I noticed that an experiment with just 2 fuzzers built & ran cleanly, whereas one with 4 fuzzers had ~20% build failures and one with 5 fuzzers ~70% build failures.
maybe building less fuzzers in parallel on one instance is the easy solution?

I don't think we are building multiple fuzzers on one instance though

there is however a correlation between number of fuzzers in the benchmark and build failures.
I pushed a run with 2 fuzzers this morning - and it is running fine without any build failures, like the other one.
Where I pushed a run with 5 runners it again had 70% failures (the one you canceled for me).

As I am doing lots of tests at the moment I can tell you this:

if more than 3 fuzzer builds are running (in one benchmark request or more, total count is what is important), then build failures occur. so if I requests 2 experiments at once, both with just 2 variants in there, or if I request 1 experiment with 4 variants, then there are fails. the more variants, the more fails, exponentially.

if I wait until the first requested benchmark is built and then request another (with max 2-3 variants) everything works fine.

What's the most recent experiment where this was an issue?

Well I'm quite sure this is a quota issue. These are appearing all over the logs (gs://fuzzbench-data/2023-01-29-aflpp/build-logs/) in experiments with build failures.

Looks like we regularly exceed this
image

We get higher than oss-fuzz wrt this metric.
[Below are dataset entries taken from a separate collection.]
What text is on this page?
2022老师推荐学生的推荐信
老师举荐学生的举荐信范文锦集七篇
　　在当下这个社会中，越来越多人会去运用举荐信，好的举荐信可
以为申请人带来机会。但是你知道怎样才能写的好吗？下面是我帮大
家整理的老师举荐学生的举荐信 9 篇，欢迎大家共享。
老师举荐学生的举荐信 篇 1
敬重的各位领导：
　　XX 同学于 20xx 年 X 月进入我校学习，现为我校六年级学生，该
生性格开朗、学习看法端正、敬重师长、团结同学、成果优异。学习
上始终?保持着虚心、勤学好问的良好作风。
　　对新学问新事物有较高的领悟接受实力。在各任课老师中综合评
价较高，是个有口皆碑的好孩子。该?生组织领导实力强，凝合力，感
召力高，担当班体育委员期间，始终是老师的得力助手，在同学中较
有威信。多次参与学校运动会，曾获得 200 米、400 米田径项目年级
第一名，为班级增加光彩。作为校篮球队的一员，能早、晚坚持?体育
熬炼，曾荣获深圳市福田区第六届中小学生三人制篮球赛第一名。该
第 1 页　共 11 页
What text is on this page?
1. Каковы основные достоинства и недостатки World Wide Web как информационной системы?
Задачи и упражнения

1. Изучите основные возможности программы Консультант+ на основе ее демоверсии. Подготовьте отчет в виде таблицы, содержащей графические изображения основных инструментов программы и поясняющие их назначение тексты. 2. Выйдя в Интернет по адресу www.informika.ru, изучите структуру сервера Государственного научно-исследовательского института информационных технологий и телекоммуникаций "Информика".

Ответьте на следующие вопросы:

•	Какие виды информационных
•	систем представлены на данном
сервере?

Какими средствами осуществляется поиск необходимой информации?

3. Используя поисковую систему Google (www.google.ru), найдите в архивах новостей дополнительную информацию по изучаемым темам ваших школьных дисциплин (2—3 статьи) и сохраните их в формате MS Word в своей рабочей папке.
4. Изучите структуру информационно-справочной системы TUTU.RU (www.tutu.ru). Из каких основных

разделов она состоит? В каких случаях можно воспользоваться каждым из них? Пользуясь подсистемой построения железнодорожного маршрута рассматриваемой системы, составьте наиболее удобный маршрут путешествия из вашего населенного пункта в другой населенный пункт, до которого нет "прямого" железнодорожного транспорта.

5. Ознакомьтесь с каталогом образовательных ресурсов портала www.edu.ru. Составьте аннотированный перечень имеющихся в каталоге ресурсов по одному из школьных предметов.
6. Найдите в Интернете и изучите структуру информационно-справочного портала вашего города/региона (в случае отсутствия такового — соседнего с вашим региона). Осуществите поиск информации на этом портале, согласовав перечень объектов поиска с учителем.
There are two relevant (i think) differences between how we do builds.

  1. OSS-Fuzz (in trial builds) has a 1 second sleep.
  2. OSS-Fuzz uses python libraries for submitting builds, not gcloud

that could be the reason.
for the competition this will be an issue as these have to run in parallel?

that could be the reason. for the competition this will be an issue as these have to run in parallel?

I'm gonna try my best to fix this before the competition.

Thanks!

I didn't see this error again in the past two week's experiment, shall we close this?

Let's close. We can always re-open if we see it again. @jonathanmetzman you had a better longer term fix in mind, let's track that in a new bug.